AvertissementOn sait le retentissement qu'a eu en
Angleterre le premier ouvrage de Currer Bell : il nous a paru
si digne de son renom, que nous avons eu le désir d'en faciliter la
lecture au public français. Faire partager aux autres l'admiration
que nous avons nous-même ressentie, tel est le motif de notre essai
de traduction.
Bien que ce livre soit un roman, il n'y faut
pas chercher une rapide succession d'événements extraordinaires, de
combinaisons artificiellement dramatiques. C'est dans la peinture
de la vie réelle, dans l'étude profonde des caractères, dans
l'essor simple et franc des sentiments vrais, que la fiction a
puisé ses plus grandes beautés.
L'auteur cède la parole à son héroïne, qui
nous raconte les faits de son enfance et de sa jeunesse, surtout
les émotions qu'elle en éprouve. C'est l'histoire intime d'une
intelligence avide, d'un cœur ardent, d'une âme puissante en un
mot, placée dans des conditions étroites et subalternes, exposée
aux luttes de la vie, et conquérant enfin sa place à force de
constance et de courage.
Ce qui nous paraît surtout éminent dans cet
ouvrage, plus éminent encore que le grand talent dont il fait
preuve, c'est l'énergie morale dont ses pages sont empreintes.
Certes, la passion n'y fait pas défaut ; elle y abonde au
contraire ; mais au-dessus plane toujours le respect de la
dignité humaine, le culte des principes éternels. L'instinct
quelquefois s’exalte et s’emporte mais la volonté est bientôt là
qui le domine et le dompte. La difficulté de la lutte ne nous est
pas voilée ; mais la possibilité, l'honneur de la victoire,
éclate toujours. C'est ainsi que ce livre, en nous montrant la vie
telle qu'elle est, telle qu'elle doit être, robuste, militante
glorieuse en fin de compte, nous élève et nous fortifie.

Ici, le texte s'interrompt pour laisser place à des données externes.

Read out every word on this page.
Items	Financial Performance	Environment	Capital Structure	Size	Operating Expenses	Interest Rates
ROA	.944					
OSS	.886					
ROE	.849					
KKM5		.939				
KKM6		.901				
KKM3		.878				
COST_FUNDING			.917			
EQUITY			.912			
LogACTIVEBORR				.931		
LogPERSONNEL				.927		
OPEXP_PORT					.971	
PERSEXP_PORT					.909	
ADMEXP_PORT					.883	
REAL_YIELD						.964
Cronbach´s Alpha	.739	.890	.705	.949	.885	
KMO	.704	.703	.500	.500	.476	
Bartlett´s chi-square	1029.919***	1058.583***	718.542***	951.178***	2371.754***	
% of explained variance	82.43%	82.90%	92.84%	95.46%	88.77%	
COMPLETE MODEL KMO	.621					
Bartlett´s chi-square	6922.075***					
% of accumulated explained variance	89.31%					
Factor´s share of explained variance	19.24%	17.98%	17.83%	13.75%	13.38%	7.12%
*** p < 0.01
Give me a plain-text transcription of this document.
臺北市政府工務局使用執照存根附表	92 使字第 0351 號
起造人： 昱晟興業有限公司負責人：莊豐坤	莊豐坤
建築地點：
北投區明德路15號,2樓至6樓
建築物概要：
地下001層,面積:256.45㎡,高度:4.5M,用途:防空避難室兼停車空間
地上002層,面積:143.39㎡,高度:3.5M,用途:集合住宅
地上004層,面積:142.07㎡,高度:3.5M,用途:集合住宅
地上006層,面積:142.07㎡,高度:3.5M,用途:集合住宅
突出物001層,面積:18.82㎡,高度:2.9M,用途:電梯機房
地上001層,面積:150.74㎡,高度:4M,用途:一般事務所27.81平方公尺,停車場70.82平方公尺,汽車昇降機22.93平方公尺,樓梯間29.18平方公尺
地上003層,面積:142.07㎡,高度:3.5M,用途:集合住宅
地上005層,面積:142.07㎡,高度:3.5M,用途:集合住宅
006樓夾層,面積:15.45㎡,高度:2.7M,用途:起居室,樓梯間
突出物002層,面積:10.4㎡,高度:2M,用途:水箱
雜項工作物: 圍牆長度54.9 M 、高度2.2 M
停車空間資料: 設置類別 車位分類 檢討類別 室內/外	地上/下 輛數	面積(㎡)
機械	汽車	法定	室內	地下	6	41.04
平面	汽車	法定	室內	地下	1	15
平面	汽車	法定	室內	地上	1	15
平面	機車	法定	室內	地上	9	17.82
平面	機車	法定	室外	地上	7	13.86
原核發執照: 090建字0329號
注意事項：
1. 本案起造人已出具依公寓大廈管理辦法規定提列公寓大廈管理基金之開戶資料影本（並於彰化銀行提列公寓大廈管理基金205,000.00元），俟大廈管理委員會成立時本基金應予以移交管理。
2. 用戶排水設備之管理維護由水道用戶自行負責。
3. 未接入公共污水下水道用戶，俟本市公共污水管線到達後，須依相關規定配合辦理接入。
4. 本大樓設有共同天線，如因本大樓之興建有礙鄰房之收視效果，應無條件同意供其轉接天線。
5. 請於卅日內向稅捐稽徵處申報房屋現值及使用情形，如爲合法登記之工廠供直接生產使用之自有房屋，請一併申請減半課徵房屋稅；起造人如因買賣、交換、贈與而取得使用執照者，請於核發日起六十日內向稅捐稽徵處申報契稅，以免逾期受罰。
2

La vigueur des caractères, des tableaux, des
pensées même, a fait d'abord attribuer Jane Eyre à
l'inspiration d'un homme, tandis que la finesse de l'analyse, la
vivacité des sensations, semblaient trahir un esprit plus subtil,
un cœur plus impressionnable. De longs débats se sont engagés à ce
sujet entre les curiosités excitées. Aujourd'hui que le pseudonyme
de Currer Bell a été soulevé, que l'on sait que cette plume si
virile est tenue par la main d'une jeune fille, l'étonnement vient
se mêler à l'admiration.
Quant à la traduction, nous l'avons faite avec
bonne foi, avec simplicité. Souvent le tour d'une phrase pourrait
être plus conforme au génie de notre langue, des équivalents
auraient avantageusement remplacé certaines expressions un peu
étranges pour notre oreille ; mais nous y aurions perdu, d'un
autre côté, une saveur originale, un parfum étranger, qui nous a
semblé devoir être conservé. Nous voudrions que l'auteur, qui a eu
confiance dans notre tentative, n'eût pas lieu de le regretter.